Pois é mais ou menos o que tem acontecido no Brasil. Se fosse uma série de tevê, seria das piores. O país vai além do razoável em matéria de credulidade, e todo mundo assiste a tudo com a sensação de que o roteirista está exagerando.
Coisas estranhas têm acontecido, dia após dia, sem alívio cômico para soltar os nervos, numa trama feita só de reviravoltas que deixam todas as pontas soltas e os personagens pouco desenvolvidos. A entrevista do ex procurador-geral, Rodrigo Janot, é um exemplo entre tantos.
Como se já não tivéssemos conflitos suficientes para encher linguiça dramática, ele me vem com essa de que pretendeu matar o ministro Gilmar Mendes e se matar depois, no que seria um gesto espetacular e patético, digno de A vida como ela é.
Não fez nem uma coisa nem outra, tanto melhor, mas resolveu abrir o coração ao distinto público, às vésperas da publicação de sua biografia. Não bastasse a intenção suposta de matar um ministro, agora mais essa: a de publicar uma biografia. No primeiro crime ele só pensou; o segundo, cometeu.
Rodrigo Janot é péssimo ator e representa mal até a si mesmo. Duvido que tenha, de fato, especulado homicídio. Bravata, fanfarronice, bufonaria. Deixou essa casca de banana para quem se dispusesse a pisar nela, e não faltou gente a planejar o escorregão.
Entusiastas do fechamento do Supremo Tribunal Federal, entre os quais alguns até bem conhecidos e influentes, apressaram-se a manifestar seu apoio às intenções assassinas do pobre-diabo com cara de minha avó. Tutti buona gente. Alexandre de Moraes, por sua vez, aproveitou o gancho para soltar os cachorros e levar o STF mais perto da anomia e mais longe do direito.

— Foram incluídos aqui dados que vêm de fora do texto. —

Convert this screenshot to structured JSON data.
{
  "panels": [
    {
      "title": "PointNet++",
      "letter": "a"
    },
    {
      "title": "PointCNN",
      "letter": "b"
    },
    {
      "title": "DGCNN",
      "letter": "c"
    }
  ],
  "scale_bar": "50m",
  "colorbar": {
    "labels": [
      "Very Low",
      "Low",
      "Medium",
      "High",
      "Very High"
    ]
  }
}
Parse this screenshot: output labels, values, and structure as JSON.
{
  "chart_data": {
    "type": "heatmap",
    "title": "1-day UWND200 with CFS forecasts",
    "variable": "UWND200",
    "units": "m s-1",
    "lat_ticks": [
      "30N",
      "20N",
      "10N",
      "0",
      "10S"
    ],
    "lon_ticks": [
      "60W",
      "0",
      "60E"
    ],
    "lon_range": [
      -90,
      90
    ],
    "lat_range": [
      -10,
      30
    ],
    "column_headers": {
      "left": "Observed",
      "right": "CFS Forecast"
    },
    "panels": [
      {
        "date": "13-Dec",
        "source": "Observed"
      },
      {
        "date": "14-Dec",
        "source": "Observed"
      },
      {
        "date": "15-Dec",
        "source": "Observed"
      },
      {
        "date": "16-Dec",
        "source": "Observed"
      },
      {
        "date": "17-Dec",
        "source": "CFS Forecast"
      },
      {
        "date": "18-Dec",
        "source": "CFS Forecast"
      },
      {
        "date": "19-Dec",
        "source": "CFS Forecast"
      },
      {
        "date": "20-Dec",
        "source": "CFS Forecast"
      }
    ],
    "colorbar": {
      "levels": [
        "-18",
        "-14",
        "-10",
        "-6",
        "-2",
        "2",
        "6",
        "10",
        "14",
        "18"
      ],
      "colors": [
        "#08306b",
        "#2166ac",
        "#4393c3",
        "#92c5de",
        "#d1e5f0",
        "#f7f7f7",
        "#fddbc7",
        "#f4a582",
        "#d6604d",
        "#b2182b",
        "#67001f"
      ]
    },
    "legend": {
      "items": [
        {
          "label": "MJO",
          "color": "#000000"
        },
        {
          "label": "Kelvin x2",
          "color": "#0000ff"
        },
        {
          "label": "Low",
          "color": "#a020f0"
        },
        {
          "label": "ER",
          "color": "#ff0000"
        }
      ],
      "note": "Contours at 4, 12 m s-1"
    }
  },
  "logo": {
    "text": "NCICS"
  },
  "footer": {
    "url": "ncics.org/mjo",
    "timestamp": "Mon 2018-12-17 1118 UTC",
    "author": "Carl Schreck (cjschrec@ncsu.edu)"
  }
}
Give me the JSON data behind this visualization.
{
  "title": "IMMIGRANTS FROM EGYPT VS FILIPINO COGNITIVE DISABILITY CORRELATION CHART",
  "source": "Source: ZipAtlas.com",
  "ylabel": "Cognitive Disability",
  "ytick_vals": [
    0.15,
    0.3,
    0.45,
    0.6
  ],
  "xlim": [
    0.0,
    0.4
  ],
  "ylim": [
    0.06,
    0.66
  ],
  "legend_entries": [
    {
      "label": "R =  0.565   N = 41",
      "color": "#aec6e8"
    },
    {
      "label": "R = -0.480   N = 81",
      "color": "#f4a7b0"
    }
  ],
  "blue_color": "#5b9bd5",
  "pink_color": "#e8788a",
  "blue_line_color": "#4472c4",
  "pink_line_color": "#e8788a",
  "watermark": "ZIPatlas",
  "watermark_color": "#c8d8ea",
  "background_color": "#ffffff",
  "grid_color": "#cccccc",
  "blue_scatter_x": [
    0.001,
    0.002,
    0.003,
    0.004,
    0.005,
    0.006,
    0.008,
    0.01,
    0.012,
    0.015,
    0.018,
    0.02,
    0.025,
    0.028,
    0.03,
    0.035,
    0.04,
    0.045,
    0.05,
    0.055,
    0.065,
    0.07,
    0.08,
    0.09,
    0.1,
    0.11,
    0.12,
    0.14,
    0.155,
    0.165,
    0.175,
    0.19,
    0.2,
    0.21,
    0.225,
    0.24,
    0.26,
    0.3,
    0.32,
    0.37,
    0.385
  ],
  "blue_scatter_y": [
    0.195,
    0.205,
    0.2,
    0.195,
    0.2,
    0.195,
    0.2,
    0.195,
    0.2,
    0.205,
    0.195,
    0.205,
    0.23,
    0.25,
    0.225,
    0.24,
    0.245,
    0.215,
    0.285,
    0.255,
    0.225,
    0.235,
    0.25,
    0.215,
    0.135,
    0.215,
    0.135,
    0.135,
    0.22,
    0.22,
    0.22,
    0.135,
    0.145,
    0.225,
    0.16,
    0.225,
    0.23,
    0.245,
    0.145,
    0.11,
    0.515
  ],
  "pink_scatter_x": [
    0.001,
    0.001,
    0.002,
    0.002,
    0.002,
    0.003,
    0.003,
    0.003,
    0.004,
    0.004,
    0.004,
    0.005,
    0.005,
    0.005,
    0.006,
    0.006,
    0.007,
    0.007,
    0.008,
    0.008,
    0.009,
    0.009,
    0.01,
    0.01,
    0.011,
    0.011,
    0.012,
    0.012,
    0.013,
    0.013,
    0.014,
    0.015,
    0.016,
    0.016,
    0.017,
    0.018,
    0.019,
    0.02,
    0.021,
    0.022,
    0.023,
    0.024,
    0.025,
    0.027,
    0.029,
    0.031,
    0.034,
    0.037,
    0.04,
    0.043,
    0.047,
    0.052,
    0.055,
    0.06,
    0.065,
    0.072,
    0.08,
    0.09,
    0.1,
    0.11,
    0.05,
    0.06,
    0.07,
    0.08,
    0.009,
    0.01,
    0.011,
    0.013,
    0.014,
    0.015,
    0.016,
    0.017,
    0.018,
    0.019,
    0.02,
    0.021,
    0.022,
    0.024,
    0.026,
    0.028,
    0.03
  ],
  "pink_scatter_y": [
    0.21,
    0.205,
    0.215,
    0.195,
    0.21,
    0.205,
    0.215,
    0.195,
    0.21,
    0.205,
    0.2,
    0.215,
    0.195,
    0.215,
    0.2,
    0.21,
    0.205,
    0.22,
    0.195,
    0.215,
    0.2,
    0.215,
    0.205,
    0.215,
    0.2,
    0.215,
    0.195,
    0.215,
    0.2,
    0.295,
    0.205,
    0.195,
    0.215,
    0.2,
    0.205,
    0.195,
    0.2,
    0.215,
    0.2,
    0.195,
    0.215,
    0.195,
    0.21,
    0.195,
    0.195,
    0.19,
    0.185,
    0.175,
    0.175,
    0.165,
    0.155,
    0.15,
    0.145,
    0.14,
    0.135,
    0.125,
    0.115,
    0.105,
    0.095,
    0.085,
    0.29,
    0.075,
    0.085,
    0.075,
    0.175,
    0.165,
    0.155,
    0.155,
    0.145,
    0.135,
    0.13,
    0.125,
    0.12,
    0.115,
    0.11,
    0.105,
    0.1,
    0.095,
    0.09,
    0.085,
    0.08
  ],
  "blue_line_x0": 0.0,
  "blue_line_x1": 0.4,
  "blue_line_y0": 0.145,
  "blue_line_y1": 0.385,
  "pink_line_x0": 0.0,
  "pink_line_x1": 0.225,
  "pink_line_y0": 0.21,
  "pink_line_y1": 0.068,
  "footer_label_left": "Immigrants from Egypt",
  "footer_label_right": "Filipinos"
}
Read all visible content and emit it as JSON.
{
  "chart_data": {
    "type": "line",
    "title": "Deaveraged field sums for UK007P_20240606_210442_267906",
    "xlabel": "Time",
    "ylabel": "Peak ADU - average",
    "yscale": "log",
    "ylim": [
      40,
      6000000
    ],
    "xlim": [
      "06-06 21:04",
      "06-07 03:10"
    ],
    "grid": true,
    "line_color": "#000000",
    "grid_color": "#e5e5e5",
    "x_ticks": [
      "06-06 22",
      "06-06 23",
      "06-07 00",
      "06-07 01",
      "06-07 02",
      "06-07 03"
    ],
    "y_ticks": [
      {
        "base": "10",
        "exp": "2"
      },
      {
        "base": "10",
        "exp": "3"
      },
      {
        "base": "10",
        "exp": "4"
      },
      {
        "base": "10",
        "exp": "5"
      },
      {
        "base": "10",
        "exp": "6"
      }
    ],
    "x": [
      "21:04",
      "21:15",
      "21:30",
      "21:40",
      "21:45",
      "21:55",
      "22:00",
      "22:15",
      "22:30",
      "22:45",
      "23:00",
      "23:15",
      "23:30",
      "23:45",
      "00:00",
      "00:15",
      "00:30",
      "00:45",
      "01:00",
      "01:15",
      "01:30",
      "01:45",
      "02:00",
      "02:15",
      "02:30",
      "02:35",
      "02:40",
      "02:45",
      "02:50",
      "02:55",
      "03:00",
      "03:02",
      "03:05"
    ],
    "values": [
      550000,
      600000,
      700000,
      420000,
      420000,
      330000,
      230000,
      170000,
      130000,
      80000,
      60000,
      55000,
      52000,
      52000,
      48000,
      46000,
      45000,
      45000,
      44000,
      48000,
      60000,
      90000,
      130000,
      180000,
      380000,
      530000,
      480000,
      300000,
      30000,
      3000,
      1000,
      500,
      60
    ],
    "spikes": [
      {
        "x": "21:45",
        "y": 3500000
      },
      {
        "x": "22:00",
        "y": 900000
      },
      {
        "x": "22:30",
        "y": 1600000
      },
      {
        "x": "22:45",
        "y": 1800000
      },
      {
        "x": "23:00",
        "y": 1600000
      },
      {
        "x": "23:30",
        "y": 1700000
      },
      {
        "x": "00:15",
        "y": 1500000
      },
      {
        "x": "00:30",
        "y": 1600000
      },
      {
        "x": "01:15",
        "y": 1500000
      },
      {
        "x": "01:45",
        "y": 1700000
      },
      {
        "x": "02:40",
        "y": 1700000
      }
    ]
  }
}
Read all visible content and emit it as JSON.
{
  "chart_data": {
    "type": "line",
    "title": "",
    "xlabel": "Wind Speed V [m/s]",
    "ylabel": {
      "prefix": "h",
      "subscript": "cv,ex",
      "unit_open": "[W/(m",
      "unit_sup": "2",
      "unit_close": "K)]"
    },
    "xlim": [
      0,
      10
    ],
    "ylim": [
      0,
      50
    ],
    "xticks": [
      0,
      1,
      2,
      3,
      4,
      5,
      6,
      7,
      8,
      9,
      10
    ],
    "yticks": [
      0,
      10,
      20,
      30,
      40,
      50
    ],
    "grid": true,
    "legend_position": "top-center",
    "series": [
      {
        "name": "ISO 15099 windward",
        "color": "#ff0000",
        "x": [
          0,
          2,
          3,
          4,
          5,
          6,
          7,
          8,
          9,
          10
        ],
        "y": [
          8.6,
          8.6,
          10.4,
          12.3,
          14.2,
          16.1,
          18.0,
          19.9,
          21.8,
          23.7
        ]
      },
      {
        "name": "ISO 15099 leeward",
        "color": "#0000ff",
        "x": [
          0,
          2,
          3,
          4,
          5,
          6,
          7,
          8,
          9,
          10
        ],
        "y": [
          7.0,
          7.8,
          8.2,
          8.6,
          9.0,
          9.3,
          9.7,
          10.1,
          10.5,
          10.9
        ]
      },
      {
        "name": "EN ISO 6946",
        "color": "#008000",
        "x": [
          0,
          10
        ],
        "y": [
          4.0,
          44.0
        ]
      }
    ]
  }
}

A impressão que fica é que, à parte a balbúrdia institucional e política a que estamos quase acostumados, todos os envolvidos nessa rocambolesca história que teve começo, mas parece não ter fim, sofrem de sérios problemas psiquiátricos. Em vez da CF-88, consultemos o CID-10. Estou convicto de que as respostas já não se encontram nas urnas, nos tribunais, na direita ou na esquerda, mas no consultório do psiquiatra. Ou na sala de roteiristas.